Casey Coleman, Group Vice President of Federal Systems Civilian Agencies, Unisys
A former CIO at the General Services Administration from 2007 to 2014, Casey Coleman has since led Unisys’ civilian line of business to “help them operating mission critical systems and modernizing legacy applications and fulfilling their missions and serving their customers even better,” she says. Coleman was also nabbed to assist with President Donald Trump’s transition efforts regarding IT on the GSA landing team.
What would you say to young women who are thinking about a career in technology or related fields, or just starting out in their careers?
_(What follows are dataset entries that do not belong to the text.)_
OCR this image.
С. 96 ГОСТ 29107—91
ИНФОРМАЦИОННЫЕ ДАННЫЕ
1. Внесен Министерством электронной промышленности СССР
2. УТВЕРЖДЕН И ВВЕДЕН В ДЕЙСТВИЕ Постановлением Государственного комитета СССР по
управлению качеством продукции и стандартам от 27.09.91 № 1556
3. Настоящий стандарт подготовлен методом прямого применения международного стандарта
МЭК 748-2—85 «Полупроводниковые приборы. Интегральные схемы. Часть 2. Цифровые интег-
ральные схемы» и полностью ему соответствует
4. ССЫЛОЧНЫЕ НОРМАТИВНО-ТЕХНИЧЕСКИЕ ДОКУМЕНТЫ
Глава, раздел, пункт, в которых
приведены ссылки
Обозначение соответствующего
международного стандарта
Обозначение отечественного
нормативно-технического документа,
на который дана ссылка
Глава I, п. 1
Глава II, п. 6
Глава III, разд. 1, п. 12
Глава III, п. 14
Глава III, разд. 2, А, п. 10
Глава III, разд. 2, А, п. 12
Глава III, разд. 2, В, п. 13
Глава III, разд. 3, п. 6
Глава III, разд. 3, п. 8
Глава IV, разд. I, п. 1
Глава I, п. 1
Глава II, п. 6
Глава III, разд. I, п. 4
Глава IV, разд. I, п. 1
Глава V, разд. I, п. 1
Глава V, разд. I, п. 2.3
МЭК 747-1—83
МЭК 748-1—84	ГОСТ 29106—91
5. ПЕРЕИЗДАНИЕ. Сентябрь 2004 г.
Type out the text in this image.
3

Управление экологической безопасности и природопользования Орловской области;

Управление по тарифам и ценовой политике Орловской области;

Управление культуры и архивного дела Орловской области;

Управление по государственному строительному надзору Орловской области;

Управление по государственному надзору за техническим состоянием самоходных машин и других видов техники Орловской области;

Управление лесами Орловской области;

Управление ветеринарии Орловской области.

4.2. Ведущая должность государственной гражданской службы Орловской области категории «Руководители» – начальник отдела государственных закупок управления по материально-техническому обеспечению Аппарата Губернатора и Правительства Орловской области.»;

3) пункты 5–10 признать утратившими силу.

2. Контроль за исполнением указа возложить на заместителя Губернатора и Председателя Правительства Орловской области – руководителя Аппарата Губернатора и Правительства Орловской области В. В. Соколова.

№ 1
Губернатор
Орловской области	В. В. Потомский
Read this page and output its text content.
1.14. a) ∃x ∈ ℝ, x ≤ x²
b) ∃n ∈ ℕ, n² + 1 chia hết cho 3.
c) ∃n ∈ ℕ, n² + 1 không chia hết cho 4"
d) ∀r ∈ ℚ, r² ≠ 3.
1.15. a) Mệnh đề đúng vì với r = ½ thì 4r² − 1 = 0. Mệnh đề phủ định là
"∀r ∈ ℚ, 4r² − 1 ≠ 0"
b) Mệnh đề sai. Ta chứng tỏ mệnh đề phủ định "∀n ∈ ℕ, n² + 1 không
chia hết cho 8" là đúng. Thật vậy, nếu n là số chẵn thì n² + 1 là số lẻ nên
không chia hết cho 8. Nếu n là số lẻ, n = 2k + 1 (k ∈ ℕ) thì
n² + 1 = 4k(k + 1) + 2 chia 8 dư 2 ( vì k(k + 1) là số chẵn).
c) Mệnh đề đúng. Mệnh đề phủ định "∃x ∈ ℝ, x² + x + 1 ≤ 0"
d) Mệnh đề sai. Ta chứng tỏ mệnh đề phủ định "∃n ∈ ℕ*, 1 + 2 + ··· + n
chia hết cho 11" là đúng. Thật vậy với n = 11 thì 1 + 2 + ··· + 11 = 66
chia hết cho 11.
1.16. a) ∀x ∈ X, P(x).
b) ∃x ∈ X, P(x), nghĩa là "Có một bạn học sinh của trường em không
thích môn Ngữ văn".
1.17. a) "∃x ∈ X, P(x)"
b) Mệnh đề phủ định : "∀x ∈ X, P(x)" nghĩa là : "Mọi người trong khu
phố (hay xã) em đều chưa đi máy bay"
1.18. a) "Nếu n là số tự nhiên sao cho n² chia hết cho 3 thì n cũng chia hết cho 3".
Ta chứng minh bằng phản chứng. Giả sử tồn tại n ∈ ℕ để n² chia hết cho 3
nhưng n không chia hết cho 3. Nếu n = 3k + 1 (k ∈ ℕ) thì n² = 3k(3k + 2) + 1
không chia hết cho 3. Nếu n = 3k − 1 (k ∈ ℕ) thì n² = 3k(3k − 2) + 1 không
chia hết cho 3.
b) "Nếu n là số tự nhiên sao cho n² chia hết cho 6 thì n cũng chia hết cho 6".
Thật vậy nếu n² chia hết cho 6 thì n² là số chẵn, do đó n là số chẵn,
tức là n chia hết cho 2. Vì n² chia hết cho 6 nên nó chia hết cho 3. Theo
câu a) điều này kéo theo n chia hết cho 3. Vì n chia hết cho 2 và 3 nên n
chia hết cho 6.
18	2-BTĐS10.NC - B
What’s the best advice you could offer for success?
Don’t wait until you feel like you’re perfectly prepared for the next step to step out and pursue the next rung on the career ladder or the next interesting assignment. It’s possible that women in particular might feel like they want to make sure they’re ready to do an outstanding job before they raise their hand. It’s a fact of life that you’re never perfectly prepared and you’re probably more prepared than you think you are. And if you aren’t, you’ll probably learn quickly. Be confident and bold and don’t hesitate to keep your eyes open for ways to advance your career, develop your skills, help others. Part of growing is in giving back, mentoring others.
What/who inspired you to get into your field of work?
I’ve had so many mentors and advisers and people who have inspired and counseled me. But I’d have to mention my dad. As I look back over my career, I’ve never felt that I was limited in any way, like the possibilities never seemed limiting to me , and I think that’s because my dad invested in me a sense of potential and confidence that has carried me forward to be be willing to take a chance and to try new things.
Why is it important to you to empower women and other minorities to join more technical and technology-related fields?
It’s so easy to surround ourselves with people who think the same way or are similar in ways that are reassuring to us. We all have that comfort zone. But diversity of all kinds — diversity of thought, diversity of backgrounds — the things that make us who we are, it gives us the ability to put ourselves in our customer’s’ shoes, from other people’s perspectives and create better solutions, create more well-thought out solutions, be better stewards of the public’s trust and of the taxpayers’ dollars we’re all responsible for.